From the 1750s Jenkins was closely involved with Giovanni Battista Piranesi, who dedicated to him the frontispiece of his Raccolta di alcuni disegni del Guercino (1764). Jenkins was elected an Honorary Fellow of the London Society of Antiquaries in 1757, the same year Piranesi was elected, and they were elected together to the Accademia di San Luca in January 1761. (Jenkins did not deliver the official portrait that membership in the Accademia required until 1791; it is by Anton Maron.) Jenkins kept up a constant correspondence with the Society of Antiquaries, and sent them at intervals his drawings of recently discovered antiquities, not all of which were for sale through his agencies. A series was published in 1965.

Privately Jenkins also acted as an unofficial spy for the British government, keeping watch on the comings and goings of visitors with Jacobite sympathies at the seat of the Stuart Pretender, James Francis Edward Stuart.

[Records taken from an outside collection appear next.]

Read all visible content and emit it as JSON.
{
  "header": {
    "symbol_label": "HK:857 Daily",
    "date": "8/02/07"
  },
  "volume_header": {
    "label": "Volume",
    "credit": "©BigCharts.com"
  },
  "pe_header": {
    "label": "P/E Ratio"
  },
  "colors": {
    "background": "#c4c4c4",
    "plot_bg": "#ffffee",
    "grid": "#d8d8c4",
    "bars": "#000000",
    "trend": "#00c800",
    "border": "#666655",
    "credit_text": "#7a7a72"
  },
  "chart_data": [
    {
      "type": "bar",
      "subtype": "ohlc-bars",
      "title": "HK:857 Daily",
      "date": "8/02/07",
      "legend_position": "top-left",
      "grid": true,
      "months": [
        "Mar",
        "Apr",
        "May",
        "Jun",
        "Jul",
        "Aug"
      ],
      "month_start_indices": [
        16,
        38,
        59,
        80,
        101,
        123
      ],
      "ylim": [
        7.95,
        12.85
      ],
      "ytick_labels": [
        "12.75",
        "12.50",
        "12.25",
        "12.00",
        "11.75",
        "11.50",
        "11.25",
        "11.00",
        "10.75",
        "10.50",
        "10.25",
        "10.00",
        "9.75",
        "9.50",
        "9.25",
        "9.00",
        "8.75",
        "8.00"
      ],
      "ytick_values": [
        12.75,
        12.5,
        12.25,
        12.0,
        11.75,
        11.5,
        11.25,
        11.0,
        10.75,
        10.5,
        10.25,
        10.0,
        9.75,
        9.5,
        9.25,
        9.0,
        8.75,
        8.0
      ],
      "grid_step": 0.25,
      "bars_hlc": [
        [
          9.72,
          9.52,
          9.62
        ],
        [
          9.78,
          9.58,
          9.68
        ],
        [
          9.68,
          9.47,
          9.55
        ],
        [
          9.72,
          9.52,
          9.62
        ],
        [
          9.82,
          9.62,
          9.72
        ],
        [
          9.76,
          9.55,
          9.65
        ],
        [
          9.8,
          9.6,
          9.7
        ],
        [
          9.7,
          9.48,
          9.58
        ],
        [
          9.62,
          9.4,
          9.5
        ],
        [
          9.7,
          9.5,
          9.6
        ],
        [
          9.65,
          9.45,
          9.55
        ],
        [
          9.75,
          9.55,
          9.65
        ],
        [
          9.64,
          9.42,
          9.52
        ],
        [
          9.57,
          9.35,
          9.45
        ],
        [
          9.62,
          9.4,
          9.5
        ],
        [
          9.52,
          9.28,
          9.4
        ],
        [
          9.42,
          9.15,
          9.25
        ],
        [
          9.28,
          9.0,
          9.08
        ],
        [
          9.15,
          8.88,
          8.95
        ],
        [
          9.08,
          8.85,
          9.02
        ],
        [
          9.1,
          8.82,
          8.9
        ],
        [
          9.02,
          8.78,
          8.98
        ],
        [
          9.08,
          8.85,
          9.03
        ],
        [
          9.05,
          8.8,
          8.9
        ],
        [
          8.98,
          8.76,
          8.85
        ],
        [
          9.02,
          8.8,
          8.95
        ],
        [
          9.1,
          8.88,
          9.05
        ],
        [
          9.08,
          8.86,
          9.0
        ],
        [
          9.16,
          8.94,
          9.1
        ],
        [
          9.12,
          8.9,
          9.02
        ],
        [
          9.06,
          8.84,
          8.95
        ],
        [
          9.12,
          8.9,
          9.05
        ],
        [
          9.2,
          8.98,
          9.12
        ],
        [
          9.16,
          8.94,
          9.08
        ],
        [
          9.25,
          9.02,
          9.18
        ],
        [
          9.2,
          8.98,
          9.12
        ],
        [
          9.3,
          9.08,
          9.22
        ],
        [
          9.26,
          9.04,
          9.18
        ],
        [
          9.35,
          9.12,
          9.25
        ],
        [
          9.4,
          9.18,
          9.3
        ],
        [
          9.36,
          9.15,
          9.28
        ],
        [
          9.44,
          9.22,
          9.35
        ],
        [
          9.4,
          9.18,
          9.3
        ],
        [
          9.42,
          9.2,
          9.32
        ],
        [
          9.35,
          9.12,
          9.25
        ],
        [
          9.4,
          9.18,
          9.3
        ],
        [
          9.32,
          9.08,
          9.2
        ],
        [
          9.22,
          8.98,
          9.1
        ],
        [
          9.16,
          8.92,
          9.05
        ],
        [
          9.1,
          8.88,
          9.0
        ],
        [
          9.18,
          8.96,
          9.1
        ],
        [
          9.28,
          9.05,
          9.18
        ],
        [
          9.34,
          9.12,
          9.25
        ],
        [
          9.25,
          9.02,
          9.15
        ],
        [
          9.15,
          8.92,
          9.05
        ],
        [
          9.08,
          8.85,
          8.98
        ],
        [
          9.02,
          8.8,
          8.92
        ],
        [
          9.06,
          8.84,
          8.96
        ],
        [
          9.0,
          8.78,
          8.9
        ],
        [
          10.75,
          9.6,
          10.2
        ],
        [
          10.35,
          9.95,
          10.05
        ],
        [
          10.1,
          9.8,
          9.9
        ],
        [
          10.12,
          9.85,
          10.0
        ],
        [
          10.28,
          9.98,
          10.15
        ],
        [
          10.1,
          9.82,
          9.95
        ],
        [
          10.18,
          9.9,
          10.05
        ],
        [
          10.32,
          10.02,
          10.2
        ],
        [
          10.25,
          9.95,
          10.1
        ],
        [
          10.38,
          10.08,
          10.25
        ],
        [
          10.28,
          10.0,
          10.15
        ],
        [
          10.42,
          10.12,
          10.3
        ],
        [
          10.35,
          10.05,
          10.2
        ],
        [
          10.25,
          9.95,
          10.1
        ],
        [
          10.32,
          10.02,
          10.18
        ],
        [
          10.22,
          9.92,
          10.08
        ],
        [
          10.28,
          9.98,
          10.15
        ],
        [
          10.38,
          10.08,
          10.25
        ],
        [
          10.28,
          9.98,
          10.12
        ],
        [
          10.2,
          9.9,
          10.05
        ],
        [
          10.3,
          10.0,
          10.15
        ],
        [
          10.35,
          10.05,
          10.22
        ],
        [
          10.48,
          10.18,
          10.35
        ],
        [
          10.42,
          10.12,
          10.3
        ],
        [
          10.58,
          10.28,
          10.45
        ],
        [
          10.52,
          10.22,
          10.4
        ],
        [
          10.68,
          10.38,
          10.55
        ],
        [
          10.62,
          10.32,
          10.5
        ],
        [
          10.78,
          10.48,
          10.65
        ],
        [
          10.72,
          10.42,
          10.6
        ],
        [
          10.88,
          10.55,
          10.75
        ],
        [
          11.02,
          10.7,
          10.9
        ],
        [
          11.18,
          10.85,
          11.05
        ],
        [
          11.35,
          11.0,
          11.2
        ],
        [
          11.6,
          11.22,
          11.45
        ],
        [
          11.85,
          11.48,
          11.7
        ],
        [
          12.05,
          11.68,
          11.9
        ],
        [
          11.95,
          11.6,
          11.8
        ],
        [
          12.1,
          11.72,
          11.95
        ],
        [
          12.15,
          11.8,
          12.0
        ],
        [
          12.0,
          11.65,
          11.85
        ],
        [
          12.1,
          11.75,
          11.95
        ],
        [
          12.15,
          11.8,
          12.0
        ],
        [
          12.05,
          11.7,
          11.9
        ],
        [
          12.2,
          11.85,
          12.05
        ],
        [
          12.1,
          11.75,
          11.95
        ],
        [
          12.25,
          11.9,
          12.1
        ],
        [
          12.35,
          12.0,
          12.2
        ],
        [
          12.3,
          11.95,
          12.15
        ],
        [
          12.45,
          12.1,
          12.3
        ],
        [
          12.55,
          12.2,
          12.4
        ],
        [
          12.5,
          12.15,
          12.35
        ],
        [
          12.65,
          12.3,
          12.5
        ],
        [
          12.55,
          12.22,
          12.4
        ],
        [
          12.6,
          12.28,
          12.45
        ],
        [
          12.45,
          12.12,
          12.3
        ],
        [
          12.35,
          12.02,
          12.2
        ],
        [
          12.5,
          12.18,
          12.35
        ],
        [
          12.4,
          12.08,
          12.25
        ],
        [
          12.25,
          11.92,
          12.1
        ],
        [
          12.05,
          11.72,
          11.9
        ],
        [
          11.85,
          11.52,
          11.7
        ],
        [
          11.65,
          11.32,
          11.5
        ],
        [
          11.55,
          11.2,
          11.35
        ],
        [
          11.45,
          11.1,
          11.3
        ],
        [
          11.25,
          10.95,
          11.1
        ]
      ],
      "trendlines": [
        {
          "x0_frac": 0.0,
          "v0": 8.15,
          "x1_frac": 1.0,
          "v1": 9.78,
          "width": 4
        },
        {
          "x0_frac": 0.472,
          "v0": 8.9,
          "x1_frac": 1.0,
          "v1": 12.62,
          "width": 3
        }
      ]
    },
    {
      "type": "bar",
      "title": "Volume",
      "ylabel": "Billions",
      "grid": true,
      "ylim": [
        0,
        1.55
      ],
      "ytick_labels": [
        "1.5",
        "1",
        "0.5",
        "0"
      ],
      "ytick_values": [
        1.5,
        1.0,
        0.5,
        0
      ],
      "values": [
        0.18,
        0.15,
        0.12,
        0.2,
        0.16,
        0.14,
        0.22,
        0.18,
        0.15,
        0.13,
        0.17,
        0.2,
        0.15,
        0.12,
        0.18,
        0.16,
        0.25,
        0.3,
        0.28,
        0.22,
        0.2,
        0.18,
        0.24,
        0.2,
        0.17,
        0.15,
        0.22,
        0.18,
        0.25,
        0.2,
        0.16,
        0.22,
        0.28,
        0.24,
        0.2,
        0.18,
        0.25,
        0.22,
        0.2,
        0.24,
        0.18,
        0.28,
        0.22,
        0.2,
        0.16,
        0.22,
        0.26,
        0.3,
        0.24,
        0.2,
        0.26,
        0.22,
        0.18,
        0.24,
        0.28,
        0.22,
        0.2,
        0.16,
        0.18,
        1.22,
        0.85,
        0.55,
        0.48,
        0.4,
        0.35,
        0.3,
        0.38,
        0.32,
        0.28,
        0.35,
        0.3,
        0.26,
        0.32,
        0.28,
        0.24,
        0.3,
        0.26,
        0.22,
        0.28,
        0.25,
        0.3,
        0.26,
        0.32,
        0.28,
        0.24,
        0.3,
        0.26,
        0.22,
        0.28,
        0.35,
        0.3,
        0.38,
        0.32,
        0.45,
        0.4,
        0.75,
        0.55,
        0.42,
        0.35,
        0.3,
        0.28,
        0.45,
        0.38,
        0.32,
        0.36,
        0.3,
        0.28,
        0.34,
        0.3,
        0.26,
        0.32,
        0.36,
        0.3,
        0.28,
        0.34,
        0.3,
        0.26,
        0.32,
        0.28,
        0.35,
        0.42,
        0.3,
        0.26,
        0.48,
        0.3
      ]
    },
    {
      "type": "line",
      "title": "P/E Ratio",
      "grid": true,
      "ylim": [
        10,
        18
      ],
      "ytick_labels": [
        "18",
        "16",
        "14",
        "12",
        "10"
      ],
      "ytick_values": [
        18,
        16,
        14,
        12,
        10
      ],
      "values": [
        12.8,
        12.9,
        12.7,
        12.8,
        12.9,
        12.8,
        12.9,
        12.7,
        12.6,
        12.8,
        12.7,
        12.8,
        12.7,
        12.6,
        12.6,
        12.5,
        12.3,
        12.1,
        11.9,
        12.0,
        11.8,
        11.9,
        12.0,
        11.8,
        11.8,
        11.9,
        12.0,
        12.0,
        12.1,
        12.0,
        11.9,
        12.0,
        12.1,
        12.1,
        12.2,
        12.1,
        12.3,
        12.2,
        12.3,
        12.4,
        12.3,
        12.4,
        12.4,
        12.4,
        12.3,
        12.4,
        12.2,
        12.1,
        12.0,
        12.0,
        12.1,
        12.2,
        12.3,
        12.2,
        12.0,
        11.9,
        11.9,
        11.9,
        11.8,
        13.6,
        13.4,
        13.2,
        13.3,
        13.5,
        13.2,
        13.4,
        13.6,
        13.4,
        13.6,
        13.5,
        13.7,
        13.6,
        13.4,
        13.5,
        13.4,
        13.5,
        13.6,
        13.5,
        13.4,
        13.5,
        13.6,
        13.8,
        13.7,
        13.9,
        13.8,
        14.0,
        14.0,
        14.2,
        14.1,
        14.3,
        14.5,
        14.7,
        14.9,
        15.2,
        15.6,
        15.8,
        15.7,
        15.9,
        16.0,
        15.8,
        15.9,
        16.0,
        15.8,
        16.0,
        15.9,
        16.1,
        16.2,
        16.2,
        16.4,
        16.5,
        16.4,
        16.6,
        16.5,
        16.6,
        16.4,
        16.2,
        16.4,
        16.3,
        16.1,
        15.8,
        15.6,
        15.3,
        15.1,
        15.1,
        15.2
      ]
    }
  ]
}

This gave him a shady reputation, particularly among Scottish visitors. James Adam, brother of the architect Robert Adam, heard of Jenkins in Florence, even before he reached Rome, and took him for a countryman: "We have another excellent countryman at Rome who plays his cards there to admiration: Bob will remember him – his name is Jenkins. Last winter he sold no less than £5000 worth of pictures &ca. to the English of which every person of any knowledge is convinced he put £4000 in his pocket." Andrew Lumisden reported to his brother-in-law Robert Strange (November 1760) that Jenkins had long been noted "for his villainies. However by consummate impudence joined to the honourable office of spy, he gets himself recommended to many of the English travellers".

By 1792 Jenkins had purchased the manor of Sidmouth near his birthplace; the town was becoming a minor vacation spot, and he built Fortfield Terrace, designed by London architect Michael Novosielski, for visitors. The manor passed to Jenkins' grand-nephew, also named Thomas Jenkins, on Jenkins' death.

Jenkins' will was made in Rome in December 1797 without legal advice and continued to cause legal disputes well into the 19th century. He left Rome on the arrival of the French troops, abandoned his valuable collections and came to England, dying as soon as he landed at Yarmouth.